What is the lifted version you are referring to?

Take the ordinary disjoint union, and then add a new _|_ element, distinct from both existing copies of _|_ (which are still distinct from each other).


 Of course, Haskell makes things even worse by lifting the
product and exponential objects,

OK, what goes wrong there, and what is the lifting?

Again, in Haskell, (_|_, _|_) /= _|_.  The difference is in the function

f (x, y) = 1

which gives f undefined = undefined but f (undefined, undefined) = 1. Unfortunately, this means that (alpha, beta) has an extra _|_ element < (_|_, _|_), so it's not the categorical product (which would lack such an element for the same reason as above). This is partly an implementation issue --- compiling pattern matching without introducing such a lifting requires a parallel implementation --- and partly a semantic issue --- data introduces a single level of lifting, every time it is used, and every constructor is completely lazy.

Functions have the same issue --- in the presence of seq, undefined / = const undefined.
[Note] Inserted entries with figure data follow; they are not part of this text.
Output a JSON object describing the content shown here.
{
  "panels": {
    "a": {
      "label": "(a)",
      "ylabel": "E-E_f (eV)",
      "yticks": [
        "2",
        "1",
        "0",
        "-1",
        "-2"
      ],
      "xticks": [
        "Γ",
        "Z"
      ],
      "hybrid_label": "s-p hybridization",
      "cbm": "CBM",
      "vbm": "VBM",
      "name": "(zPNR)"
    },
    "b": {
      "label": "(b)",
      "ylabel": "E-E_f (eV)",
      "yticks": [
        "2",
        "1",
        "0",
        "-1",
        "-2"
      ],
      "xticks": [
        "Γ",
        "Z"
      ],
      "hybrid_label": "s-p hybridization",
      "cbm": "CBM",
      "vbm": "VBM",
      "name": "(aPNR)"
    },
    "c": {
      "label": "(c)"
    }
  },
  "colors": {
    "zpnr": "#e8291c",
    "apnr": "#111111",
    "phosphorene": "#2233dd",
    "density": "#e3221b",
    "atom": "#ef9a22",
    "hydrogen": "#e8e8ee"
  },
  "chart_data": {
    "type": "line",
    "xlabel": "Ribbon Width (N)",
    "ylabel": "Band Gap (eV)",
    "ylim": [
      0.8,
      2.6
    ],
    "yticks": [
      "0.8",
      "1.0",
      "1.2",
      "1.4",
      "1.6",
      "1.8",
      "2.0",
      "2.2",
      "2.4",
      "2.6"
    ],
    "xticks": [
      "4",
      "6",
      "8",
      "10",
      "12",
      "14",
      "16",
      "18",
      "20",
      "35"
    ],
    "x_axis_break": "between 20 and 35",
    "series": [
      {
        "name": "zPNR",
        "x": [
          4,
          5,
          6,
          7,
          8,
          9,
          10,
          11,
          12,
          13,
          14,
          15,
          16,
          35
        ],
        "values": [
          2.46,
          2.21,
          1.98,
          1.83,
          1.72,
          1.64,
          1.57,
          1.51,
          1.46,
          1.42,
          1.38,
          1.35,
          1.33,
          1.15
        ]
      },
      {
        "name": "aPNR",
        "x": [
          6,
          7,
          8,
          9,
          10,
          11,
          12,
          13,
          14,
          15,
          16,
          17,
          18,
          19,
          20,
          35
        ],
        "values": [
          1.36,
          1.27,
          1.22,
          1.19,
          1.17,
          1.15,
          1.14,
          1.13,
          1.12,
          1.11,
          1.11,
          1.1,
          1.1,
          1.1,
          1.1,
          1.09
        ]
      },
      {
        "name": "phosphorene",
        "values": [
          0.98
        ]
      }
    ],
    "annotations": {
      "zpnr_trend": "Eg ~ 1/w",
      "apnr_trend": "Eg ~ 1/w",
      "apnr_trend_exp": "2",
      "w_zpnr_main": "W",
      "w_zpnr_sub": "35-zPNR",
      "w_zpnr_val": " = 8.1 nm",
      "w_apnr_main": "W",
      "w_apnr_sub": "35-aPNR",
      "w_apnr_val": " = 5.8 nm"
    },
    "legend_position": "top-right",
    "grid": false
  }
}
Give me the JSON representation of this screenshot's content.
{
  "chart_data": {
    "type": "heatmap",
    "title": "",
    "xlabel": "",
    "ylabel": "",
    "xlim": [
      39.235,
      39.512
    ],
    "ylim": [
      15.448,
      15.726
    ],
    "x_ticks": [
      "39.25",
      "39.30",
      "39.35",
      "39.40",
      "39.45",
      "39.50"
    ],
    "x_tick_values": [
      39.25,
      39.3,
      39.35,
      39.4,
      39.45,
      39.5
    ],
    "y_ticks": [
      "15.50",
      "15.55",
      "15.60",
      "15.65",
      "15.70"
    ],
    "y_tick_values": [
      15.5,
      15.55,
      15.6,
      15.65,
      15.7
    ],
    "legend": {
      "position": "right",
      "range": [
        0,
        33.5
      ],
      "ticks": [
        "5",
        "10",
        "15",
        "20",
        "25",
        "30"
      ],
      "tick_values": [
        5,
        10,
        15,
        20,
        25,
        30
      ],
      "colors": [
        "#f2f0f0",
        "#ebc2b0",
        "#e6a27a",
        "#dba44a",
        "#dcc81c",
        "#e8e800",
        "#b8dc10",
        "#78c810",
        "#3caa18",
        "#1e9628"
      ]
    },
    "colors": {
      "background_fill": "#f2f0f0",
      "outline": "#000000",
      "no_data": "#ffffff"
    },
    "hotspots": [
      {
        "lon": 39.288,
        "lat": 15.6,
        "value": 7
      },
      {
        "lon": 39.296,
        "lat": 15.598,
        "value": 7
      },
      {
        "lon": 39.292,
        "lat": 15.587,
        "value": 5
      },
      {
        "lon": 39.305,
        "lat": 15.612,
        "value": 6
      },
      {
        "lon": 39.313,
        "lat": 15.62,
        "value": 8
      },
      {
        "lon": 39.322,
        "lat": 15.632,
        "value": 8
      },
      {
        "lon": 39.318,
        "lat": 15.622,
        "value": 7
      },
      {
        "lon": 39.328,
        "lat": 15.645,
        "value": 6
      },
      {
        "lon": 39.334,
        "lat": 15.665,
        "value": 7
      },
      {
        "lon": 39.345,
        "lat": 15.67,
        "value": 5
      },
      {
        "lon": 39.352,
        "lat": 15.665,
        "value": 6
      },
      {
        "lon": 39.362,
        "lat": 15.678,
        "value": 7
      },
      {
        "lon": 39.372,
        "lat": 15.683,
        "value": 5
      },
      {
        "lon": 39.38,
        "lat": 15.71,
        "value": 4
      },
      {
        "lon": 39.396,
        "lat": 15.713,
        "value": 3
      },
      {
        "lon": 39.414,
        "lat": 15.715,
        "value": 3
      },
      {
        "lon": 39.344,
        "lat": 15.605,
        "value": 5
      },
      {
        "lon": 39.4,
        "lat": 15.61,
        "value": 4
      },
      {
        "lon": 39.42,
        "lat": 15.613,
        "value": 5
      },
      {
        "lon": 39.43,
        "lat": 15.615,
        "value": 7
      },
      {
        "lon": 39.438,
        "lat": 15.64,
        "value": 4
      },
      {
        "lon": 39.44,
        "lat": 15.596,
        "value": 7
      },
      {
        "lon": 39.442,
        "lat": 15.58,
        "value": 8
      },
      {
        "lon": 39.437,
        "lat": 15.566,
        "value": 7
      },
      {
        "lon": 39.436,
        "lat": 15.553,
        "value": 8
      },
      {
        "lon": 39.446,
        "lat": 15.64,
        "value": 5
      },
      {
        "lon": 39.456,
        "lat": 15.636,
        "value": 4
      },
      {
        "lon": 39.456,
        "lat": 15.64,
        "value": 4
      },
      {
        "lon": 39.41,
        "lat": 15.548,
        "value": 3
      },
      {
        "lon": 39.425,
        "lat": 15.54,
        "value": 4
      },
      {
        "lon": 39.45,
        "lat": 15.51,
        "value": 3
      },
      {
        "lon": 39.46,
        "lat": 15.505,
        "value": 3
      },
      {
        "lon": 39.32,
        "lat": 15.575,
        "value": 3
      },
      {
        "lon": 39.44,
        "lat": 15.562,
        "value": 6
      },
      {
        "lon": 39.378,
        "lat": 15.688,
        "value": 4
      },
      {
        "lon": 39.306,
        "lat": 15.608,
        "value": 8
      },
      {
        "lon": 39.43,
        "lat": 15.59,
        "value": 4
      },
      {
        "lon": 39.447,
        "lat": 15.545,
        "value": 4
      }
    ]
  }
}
Extensionality is a key part of the definition of all of these constructions. The categorical rules are designed to require, in concrete categories, that the range of the two injections into a coproduct form a partition of the coproduct, the surjective pairing law (fst x, snd x) = x holds, and the eta reduction law (\ x -> f x) = f holds. Haskell flaunts all three; while some categories have few enough morphisms to get away with this (at least some times), Hask is not one of them.